An alternative approach is to notice that, for any $n\geq 2$:
$$\begin{eqnarray*}a_n=\arctan n-2\arctan\frac{n-1}{n}&=&\arctan\left(\frac{1}{2n}+\frac{1}{2n-2}\right)-\arctan\left(\frac{1}{2n}+\frac{1}{2n}\right)\\&=&\int_{\frac{1}{2n-2}}^{\frac{1}{2n}}\frac{dx}{1+\left(x+\frac{1}{2n}\right)^2}\\&\leq&\int_{\frac{1}{2n-2}}^{\frac{1}{2n}}\,dx = \frac{1}{2n(n-1)}.\tag{2}\end{eqnarray*}$$
A: Using the formula for the arctan of a sum and $\arctan(x)\le x$,
$$
\begin{align}
\arctan(n)-2\arctan\left(\frac{n-1}n\right)
&=\arctan(n)-\arctan\left(\frac{2n^2-2n}{2n-1}\right)\\
&=\arctan\left(\frac{n}{2n^3-2n^2+2n-1}\right)\\
&\le\frac1{2n^2-2n}\\
&=\frac12\left(\frac1{n-1}-\frac1n\right)\tag{1}
\end{align}
$$
Thus,
$$
\begin{align}
\sum_{n=1}^\infty\left(\arctan(n)-2\arctan\left(\frac{n-1}n\right)\right)
&=\frac\pi4+\sum_{n=2}^\infty\left(\arctan(n)-2\arctan\left(\frac{n-1}n\right)\right)\\
&\le\frac\pi4+\sum_{n=2}^\infty\frac12\left(\frac1{n-1}-\frac1n\right)\\
&=\frac{\pi+2}4\tag{2}
\end{align}
$$
Since the series in $(2)$ converges,
$$
\sum_{n=1}^\infty\frac1n\left(\arctan(n)-2\arctan\left(\frac{n-1}n\right)\right)\tag{3}
$$
converges by comparison.
A: $$
\arctan n \to \frac \pi 2 \quad \text{as } n\to\infty.
$$
$$
2\arctan \frac{n-1} n \to \frac \pi 2 \quad \text{as } n\to\infty.
$$
Since they're both approaching $\pi/2$, the situation is more delicate than what it would be if they had different limits. (In that case we'd have $\displaystyle \sum_n \frac{\text{something}} n$ with "something" approaching some non-zero number, and the sum would diverge.)
$$
\arctan a + \arctan b = \arctan \frac{a+b}{1-ab}.
$$
Consequently
\begin{align}
& \arctan a + \arctan b + \arctan c = \arctan \frac{a+b}{1-ab} + \arctan c \\[10pt]
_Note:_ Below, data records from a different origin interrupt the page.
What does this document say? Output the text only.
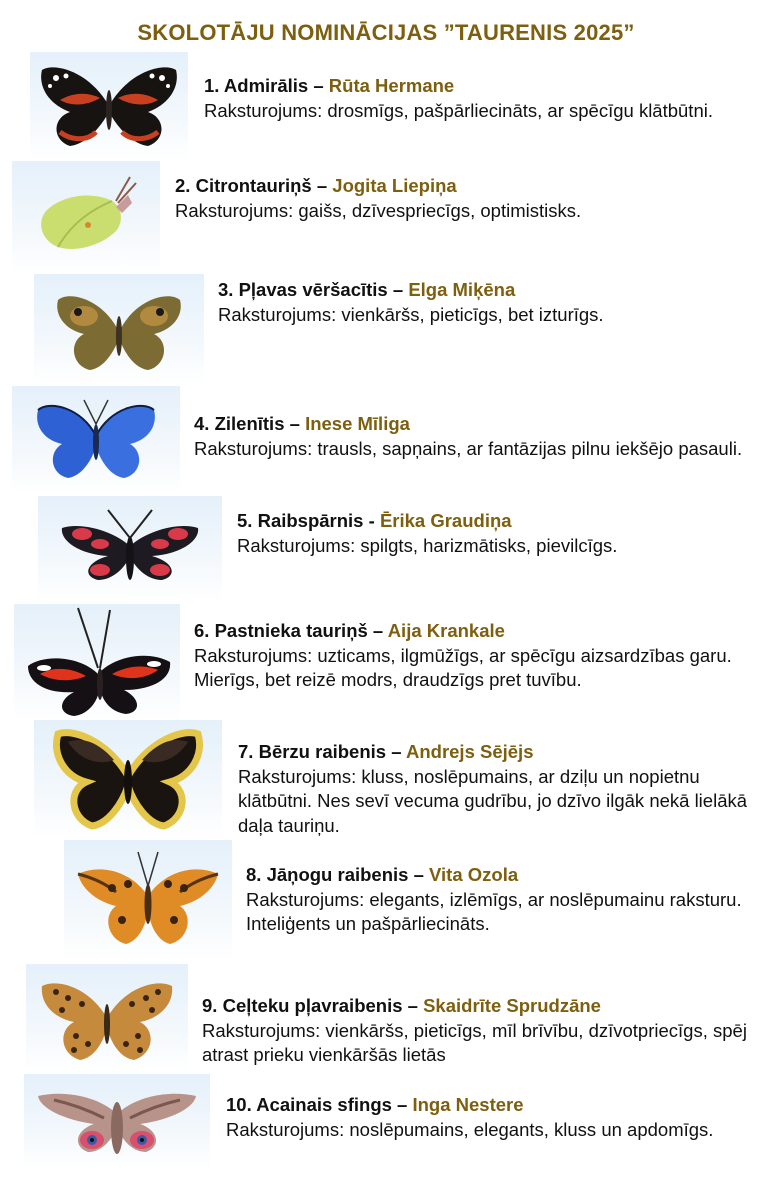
SKOLOTĀJU NOMINĀCIJAS ”TAURENIS 2025”
1. Admirālis – Rūta Hermane
Raksturojums: drosmīgs, pašpārliecināts, ar spēcīgu klātbūtni.
2. Citrontauriņš – Jogita Liepiņa
Raksturojums: gaišs, dzīvespriecīgs, optimistisks.
3. Pļavas vēršacītis – Elga Miķēna
Raksturojums: vienkāršs, pieticīgs, bet izturīgs.
4. Zilenītis – Inese Mīliga
Raksturojums: trausls, sapņains, ar fantāzijas pilnu iekšējo pasauli.
5. Raibspārnis - Ērika Graudiņa
Raksturojums: spilgts, harizmātisks, pievilcīgs.
6. Pastnieka tauriņš – Aija Krankale
Raksturojums: uzticams, ilgmūžīgs, ar spēcīgu aizsardzības garu. Mierīgs, bet reizē modrs, draudzīgs pret tuvību.
7. Bērzu raibenis – Andrejs Sējējs
Raksturojums: kluss, noslēpumains, ar dziļu un nopietnu klātbūtni. Nes sevī vecuma gudrību, jo dzīvo ilgāk nekā lielākā daļa tauriņu.
8. Jāņogu raibenis – Vita Ozola
Raksturojums: elegants, izlēmīgs, ar noslēpumainu raksturu. Inteliģents un pašpārliecināts.
9. Ceļteku pļavraibenis – Skaidrīte Sprudzāne
Raksturojums: vienkāršs, pieticīgs, mīl brīvību, dzīvotpriecīgs, spēj atrast prieku vienkāršās lietās
10. Acainais sfings – Inga Nestere
Raksturojums: noslēpumains, elegants, kluss un apdomīgs.
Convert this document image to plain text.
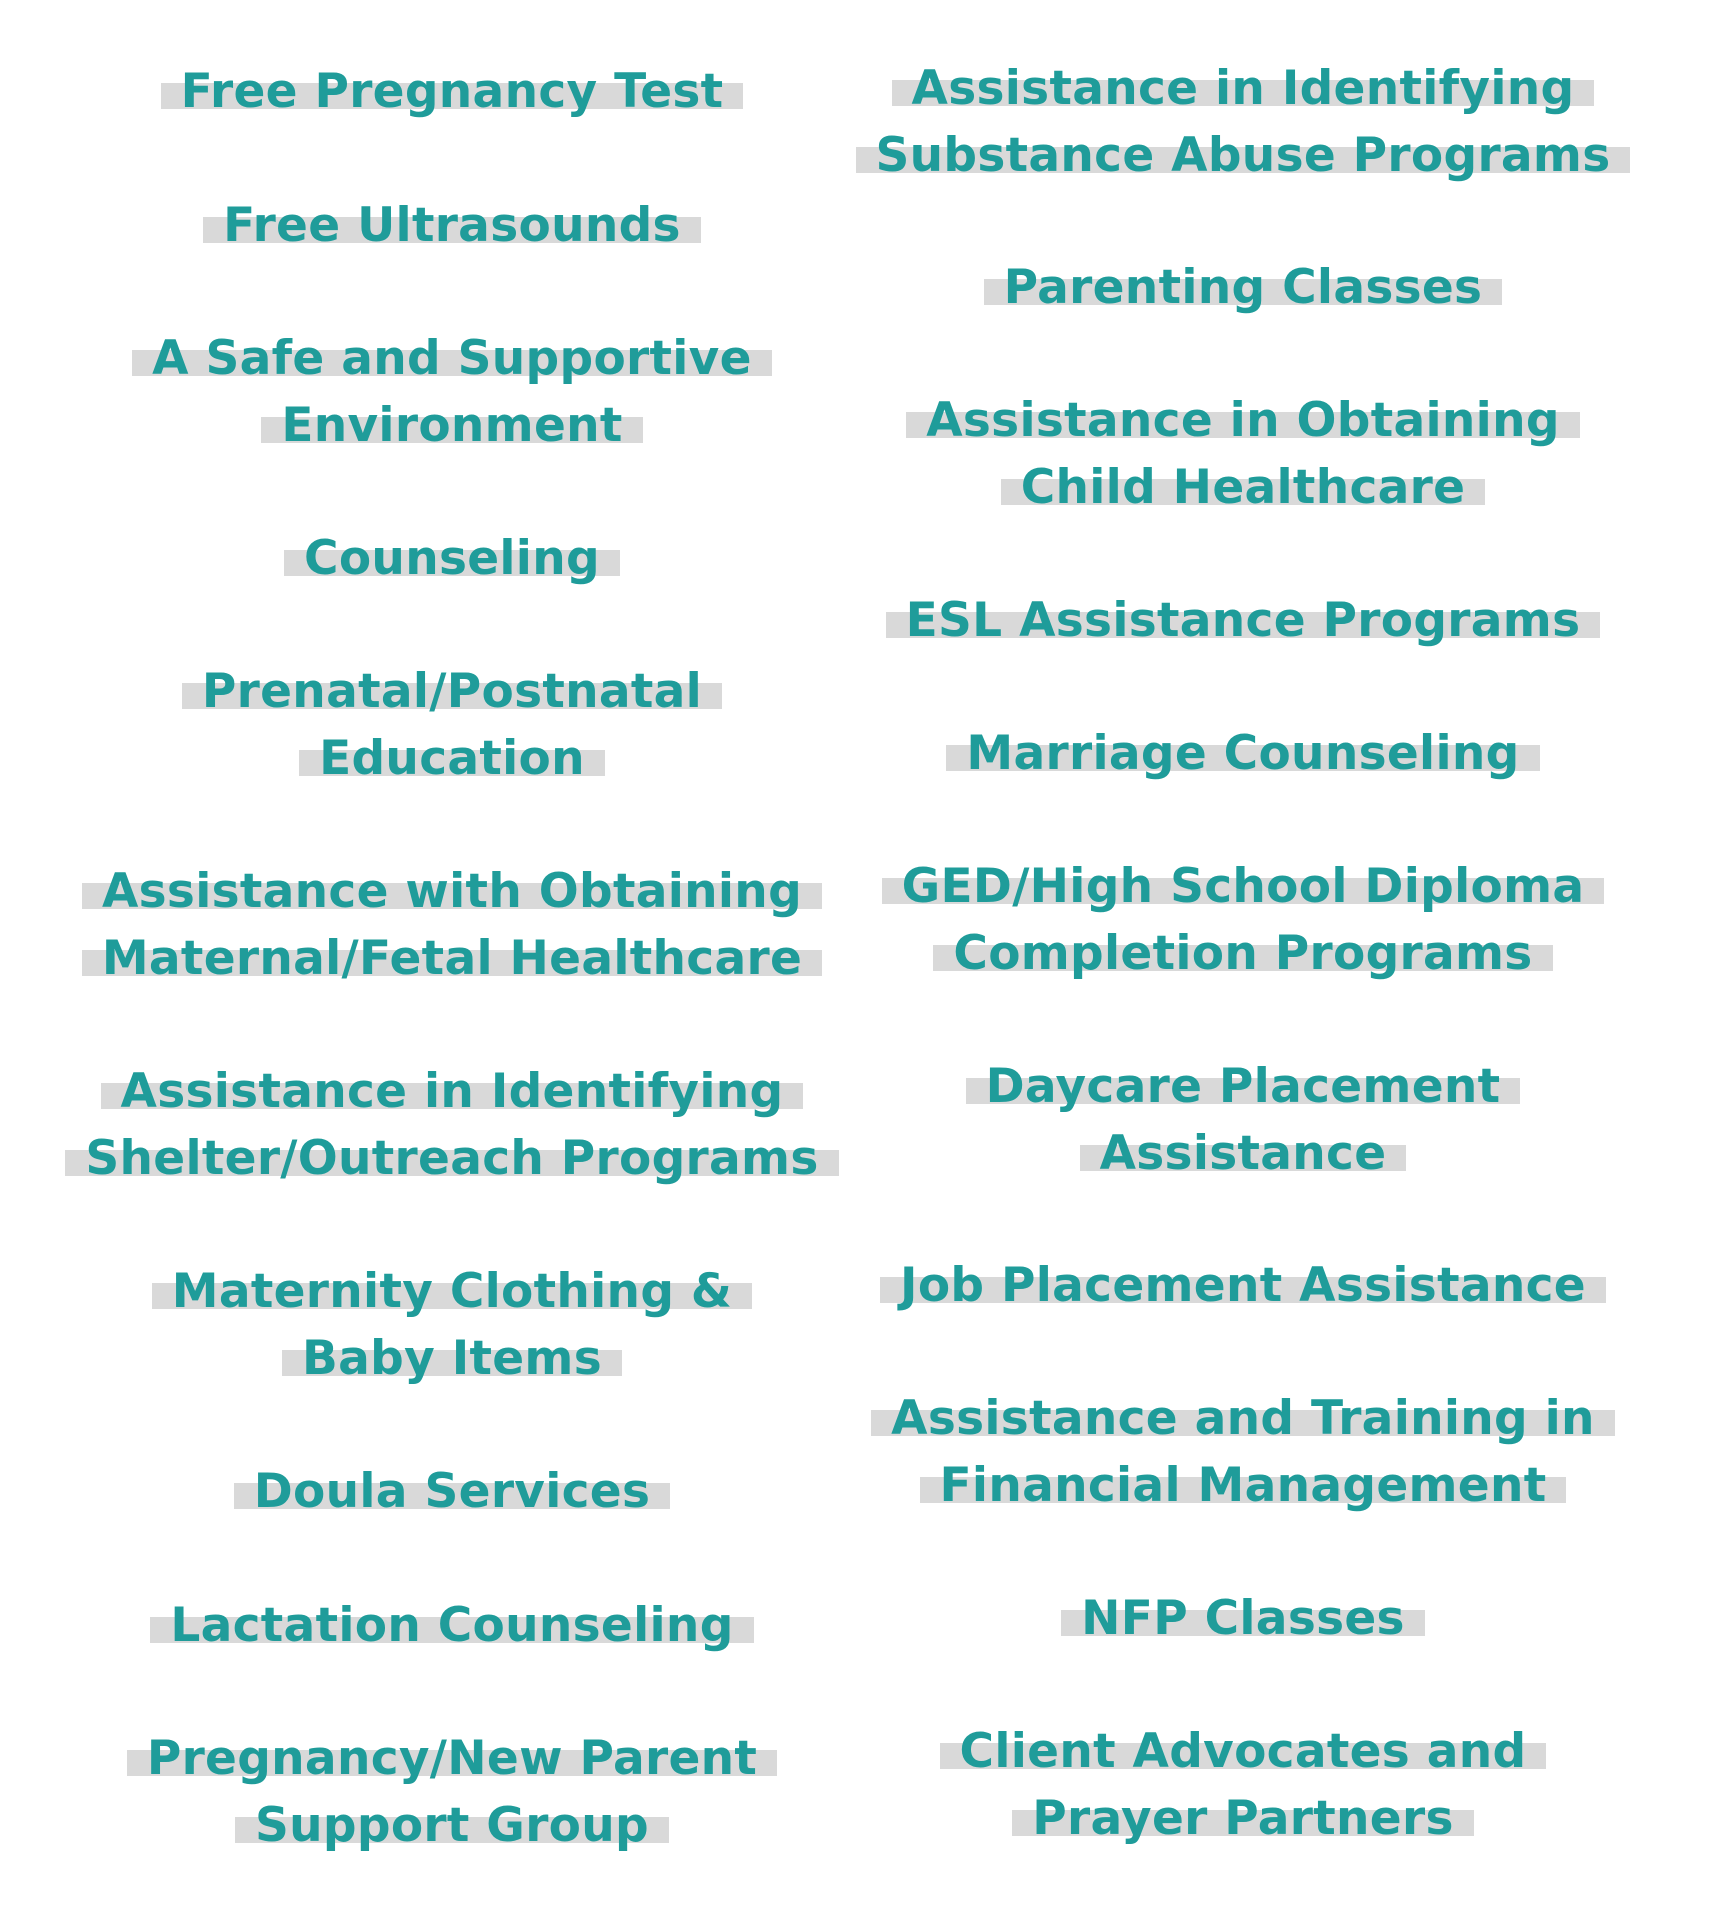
Free Pregnancy Test
Free Ultrasounds
A Safe and Supportive
Environment
Counseling
Prenatal/Postnatal
Education
Assistance with Obtaining
Maternal/Fetal Healthcare
Assistance in Identifying
Shelter/Outreach Programs
Maternity Clothing &
Baby Items
Doula Services
Lactation Counseling
Pregnancy/New Parent
Support Group
Assistance in Identifying
Substance Abuse Programs
Parenting Classes
Assistance in Obtaining
Child Healthcare
ESL Assistance Programs
Marriage Counseling
GED/High School Diploma
Completion Programs
Daycare Placement
Assistance
Job Placement Assistance
Assistance and Training in
Financial Management
NFP Classes
Client Advocates and
Prayer Partners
= {} & \arctan \frac{\frac{a+b}{1-ab} + c}{1 - \frac{a+b}{1-ab} c} = \arctan \frac{a+b+c-abc}{1 - ab - ac - bc}.
\end{align}
Apply those with $a= n$, $b=(n-1)/n=c$.
Then use the fact that for $x>0$ near $0$, you have $\dfrac x 2 < \arctan x < x.$
A: Another approach:
$$\lim_{x\to\infty}\frac{\arctan x-2\arctan\frac{x-1}x}{\frac1x}\stackrel{\text{l'Hospital}}=\lim_{x\to\infty}\frac{\frac1{1+x^2}-\frac2{x^2}\frac1{1+\frac{(x-1)^2}{x^2}}}{-\frac1{x^2}}=$$$${}$$
$$=\lim_{x\to\infty}\left(\frac{2x^2}{2x^2-2x+1}-\frac{x^2}{1+x^2}\right)=0$$
Thus, we can use the generalized limit comparison test (as the series is positive):
$$\frac{\frac1n\left(\arctan n-2\arctan\frac{n-1}n\right)}{\frac1{n^2}}=\frac{\left(\arctan n-2\arctan\frac{n-1}n\right)}{\frac1n}\xrightarrow[n\to\infty]{}0$$
and thus our series converges since $\;\sum\frac1{n^2}\;$ does.